Some of the shift appears to be driven by resentment of what tea party members and others perceive as an overgrown, out-of-control federal government, as well as by widespread concern among Republicans about claims of voter fraud at the polls. Part of the change could also stem from more vigorous enforcement of voting rights laws by President Barack Obama’s Justice Department.

The issue has surfaced in the Republican presidential contest, including at one of the televised debates, and could move to the front burner within weeks as a federal appeals court in Washington prepares to rule on the leading lawsuit against the Voting Rights Act. That case, brought by Shelby County, Ala., is backed by the attorneys general of Alabama, Arizona and Georgia. At least three similar constitutional challenges are pending.

[...]

“There are obviously more elected officials today than there were who are willing to question the wisdom of keeping this provision” of the law, said the American Enterprise Institute’s Edward Blum, a longtime critic. “In 2006, it was very lonely being a voice against reauthorization.”

President George W. Bush didn’t just support renewal of the law — he held a Rose Garden celebration for the bill signing that included the entire Congressional Black Caucus and bipartisan supporters from the Senate and House. “Civil rights leaders from around the country were invited,” Blum said. “It was a big deal.”

A key indication that political consensus is crumbling came during a GOP presidential debate last month in South Carolina.

Fox commentator Juan Williams asked then-candidate Gov. Rick Perry of Texas about the federal role in guaranteeing voting rights. Perry drew raucous cheers from the crowd for promising that he would not allow the federal government to take actions “against the will of the people.”

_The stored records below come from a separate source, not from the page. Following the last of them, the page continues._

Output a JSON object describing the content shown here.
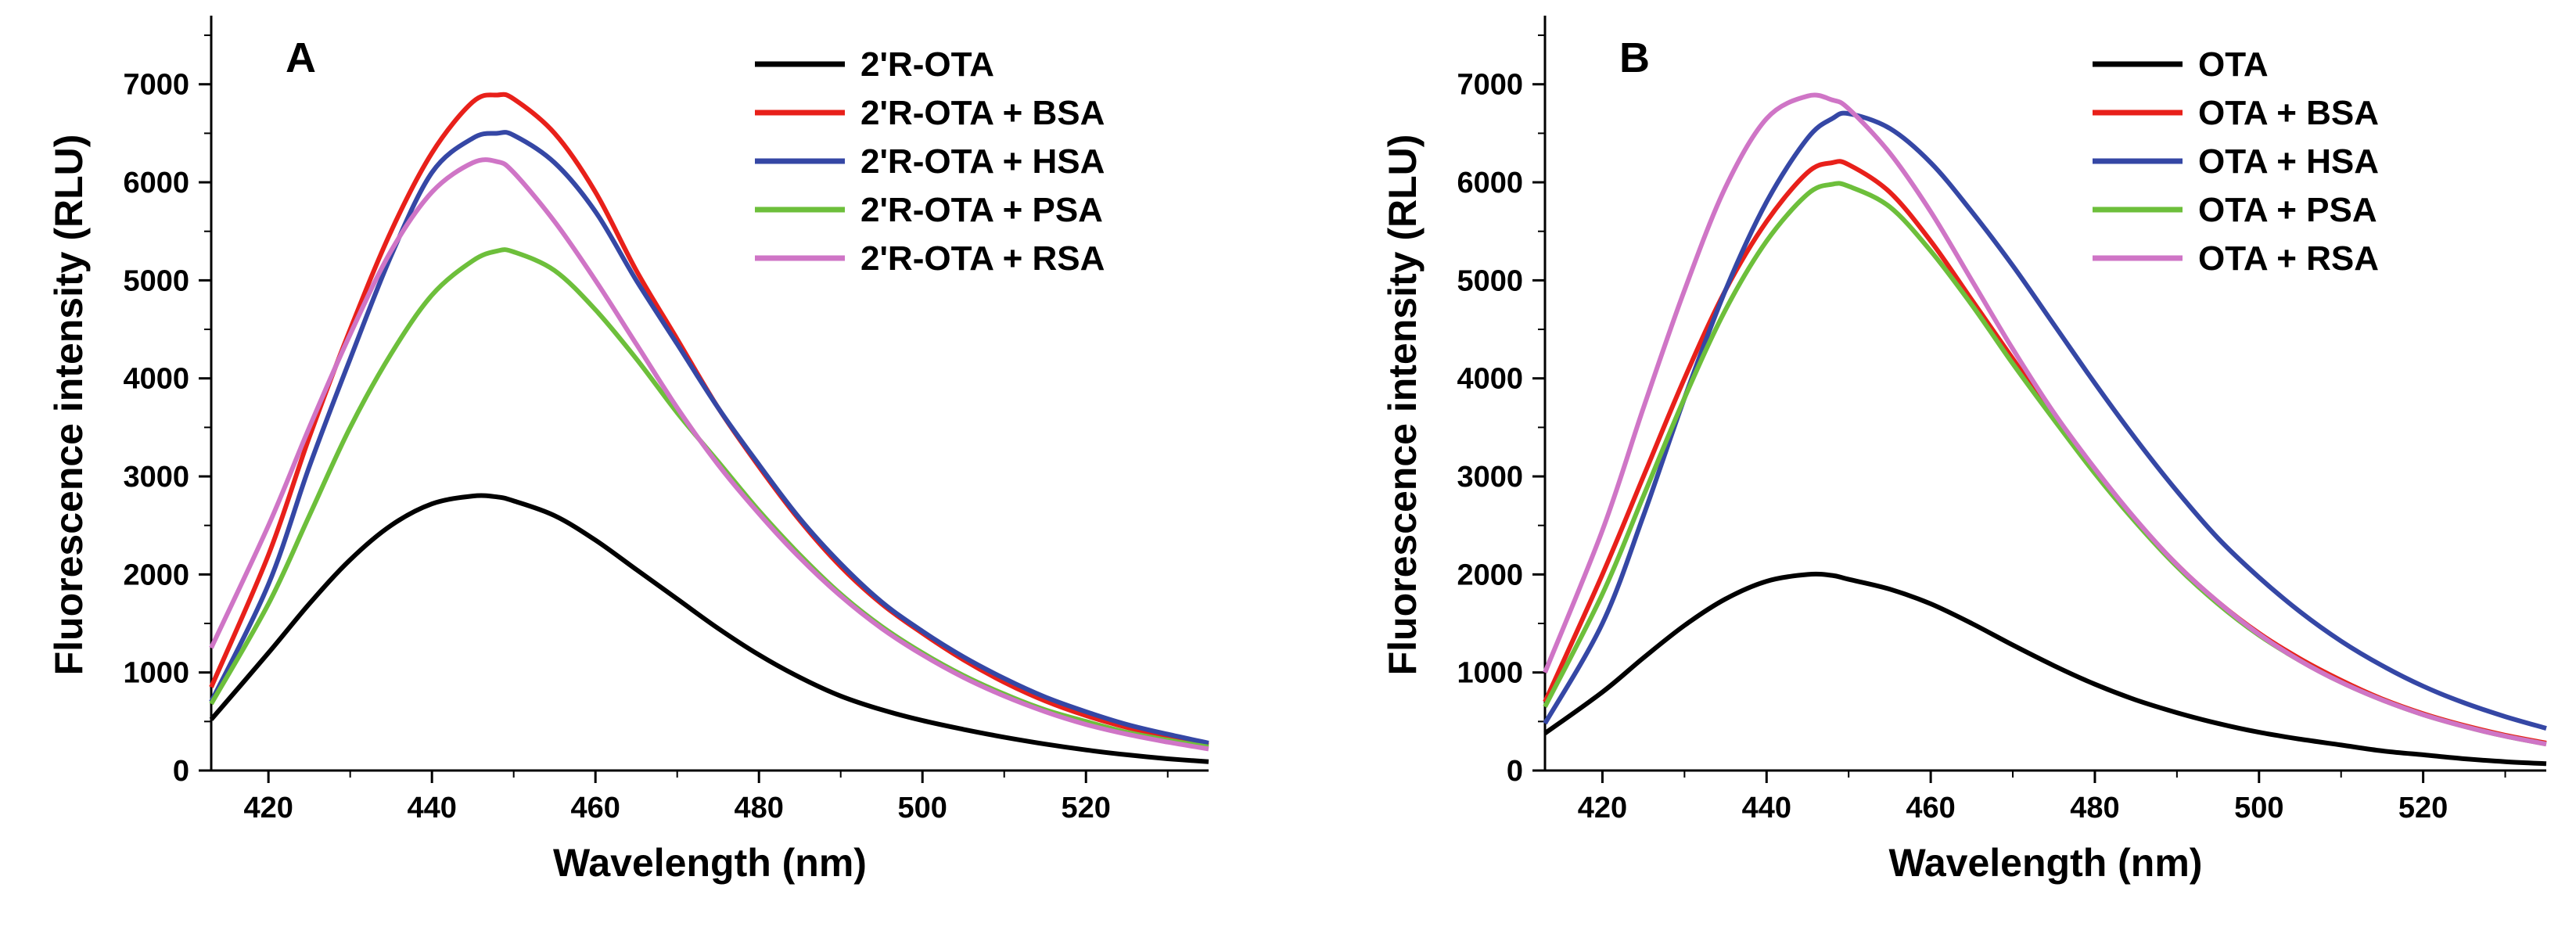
{
  "chart_data": [
    {
      "type": "line",
      "panel_label": "A",
      "xlabel": "Wavelength (nm)",
      "ylabel": "Fluorescence intensity (RLU)",
      "xlim": [
        413,
        535
      ],
      "ylim": [
        0,
        7700
      ],
      "xticks": [
        420,
        440,
        460,
        480,
        500,
        520
      ],
      "yticks": [
        0,
        1000,
        2000,
        3000,
        4000,
        5000,
        6000,
        7000
      ],
      "legend_position": "top-right",
      "x": [
        413,
        420,
        425,
        430,
        435,
        440,
        445,
        448,
        450,
        455,
        460,
        465,
        470,
        475,
        480,
        485,
        490,
        495,
        500,
        505,
        510,
        515,
        520,
        525,
        530,
        535
      ],
      "series": [
        {
          "name": "2'R-OTA",
          "color": "#000000",
          "values": [
            520,
            1200,
            1700,
            2150,
            2500,
            2720,
            2800,
            2790,
            2750,
            2600,
            2350,
            2050,
            1750,
            1450,
            1180,
            950,
            760,
            620,
            510,
            420,
            340,
            270,
            210,
            160,
            120,
            90
          ]
        },
        {
          "name": "2'R-OTA + BSA",
          "color": "#e8201a",
          "values": [
            850,
            2200,
            3400,
            4500,
            5500,
            6300,
            6820,
            6890,
            6850,
            6500,
            5900,
            5100,
            4400,
            3700,
            3100,
            2550,
            2080,
            1700,
            1400,
            1130,
            900,
            710,
            560,
            440,
            340,
            260
          ]
        },
        {
          "name": "2'R-OTA + HSA",
          "color": "#3547a5",
          "values": [
            700,
            1900,
            3100,
            4200,
            5250,
            6100,
            6450,
            6500,
            6480,
            6200,
            5700,
            5000,
            4350,
            3700,
            3120,
            2570,
            2110,
            1720,
            1420,
            1160,
            940,
            750,
            600,
            470,
            370,
            280
          ]
        },
        {
          "name": "2'R-OTA + PSA",
          "color": "#6dbf3b",
          "values": [
            680,
            1700,
            2600,
            3500,
            4250,
            4850,
            5200,
            5300,
            5290,
            5100,
            4700,
            4200,
            3650,
            3150,
            2650,
            2200,
            1800,
            1470,
            1200,
            970,
            780,
            620,
            500,
            390,
            310,
            240
          ]
        },
        {
          "name": "2'R-OTA + RSA",
          "color": "#cf75c6",
          "values": [
            1250,
            2500,
            3500,
            4450,
            5300,
            5900,
            6200,
            6210,
            6100,
            5600,
            5000,
            4350,
            3700,
            3120,
            2620,
            2170,
            1780,
            1450,
            1180,
            950,
            760,
            600,
            470,
            370,
            290,
            220
          ]
        }
      ]
    },
    {
      "type": "line",
      "panel_label": "B",
      "xlabel": "Wavelength (nm)",
      "ylabel": "Fluorescence intensity (RLU)",
      "xlim": [
        413,
        535
      ],
      "ylim": [
        0,
        7700
      ],
      "xticks": [
        420,
        440,
        460,
        480,
        500,
        520
      ],
      "yticks": [
        0,
        1000,
        2000,
        3000,
        4000,
        5000,
        6000,
        7000
      ],
      "legend_position": "top-right",
      "x": [
        413,
        420,
        425,
        430,
        435,
        440,
        445,
        448,
        450,
        455,
        460,
        465,
        470,
        475,
        480,
        485,
        490,
        495,
        500,
        505,
        510,
        515,
        520,
        525,
        530,
        535
      ],
      "series": [
        {
          "name": "OTA",
          "color": "#000000",
          "values": [
            380,
            800,
            1150,
            1480,
            1750,
            1930,
            2000,
            1990,
            1950,
            1850,
            1700,
            1500,
            1280,
            1070,
            880,
            720,
            590,
            480,
            390,
            320,
            260,
            200,
            160,
            120,
            90,
            70
          ]
        },
        {
          "name": "OTA + BSA",
          "color": "#e8201a",
          "values": [
            700,
            2000,
            3000,
            4000,
            4900,
            5600,
            6100,
            6200,
            6180,
            5900,
            5400,
            4800,
            4200,
            3600,
            3050,
            2550,
            2100,
            1720,
            1400,
            1140,
            920,
            730,
            580,
            460,
            360,
            280
          ]
        },
        {
          "name": "OTA + HSA",
          "color": "#3547a5",
          "values": [
            480,
            1500,
            2600,
            3800,
            4900,
            5800,
            6450,
            6650,
            6700,
            6550,
            6200,
            5700,
            5150,
            4550,
            3950,
            3380,
            2850,
            2370,
            1970,
            1620,
            1320,
            1070,
            860,
            690,
            550,
            430
          ]
        },
        {
          "name": "OTA + PSA",
          "color": "#6dbf3b",
          "values": [
            650,
            1800,
            2800,
            3800,
            4700,
            5400,
            5880,
            5980,
            5960,
            5750,
            5300,
            4750,
            4150,
            3580,
            3030,
            2530,
            2080,
            1700,
            1380,
            1120,
            900,
            720,
            570,
            450,
            350,
            270
          ]
        },
        {
          "name": "OTA + RSA",
          "color": "#cf75c6",
          "values": [
            1000,
            2450,
            3700,
            4900,
            5950,
            6650,
            6880,
            6840,
            6750,
            6300,
            5700,
            5000,
            4300,
            3650,
            3080,
            2560,
            2100,
            1720,
            1390,
            1120,
            900,
            720,
            570,
            450,
            350,
            270
          ]
        }
      ]
    }
  ]
}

“Are you suggesting on this Martin Luther King, Jr. Day that the federal government has no business scrutinizing the voting laws of states where minorities were once denied the right to vote?” Williams asked.

“I’m saying that the state of Texas is under assault by the federal government,” Perry replied. “I’m saying also that South Carolina is at war with this federal government and with this administration. If you look at what this Justice Department has done, not only have they taken [South Carolina] to task on voter ID, they’ve also taken them to task on their immigration law. When I’m the president of the United States, the states are going to have substantially more right to take care of their business. And not be forced by the EPA, or by the Justice Department for that matter, to do things that are against the will of the people.”


Readers of this blog are well aware of the GOP assault on voters' rights over the past 20 years. The whole voter fraud trope is a rightwing construct developed in the wake of Jesse Jackson's successful voter registration efforts in the late 1980s to suppress the African American vote. We all know what happened to ACORN. But the idea that the federal courts are possibly going to overturn parts of the Voting Rights Act is news to me.

As you can see from the above article this has all happened very, very quickly, picking up tremendous speed in just the last three years or so. There have been a number of events which may have precipitated it, but it's happening.

It's pretty hard to believe that the fruits of social progress like voting rights and legal contraception could be rolled back. But clearly they can be. And the funny thing is that it will be done in the name of freedom. But then it will be freeing for the people who will no longer have to accommodate these uppity women and minorities demanding their rights. You know, like it was in the good old days.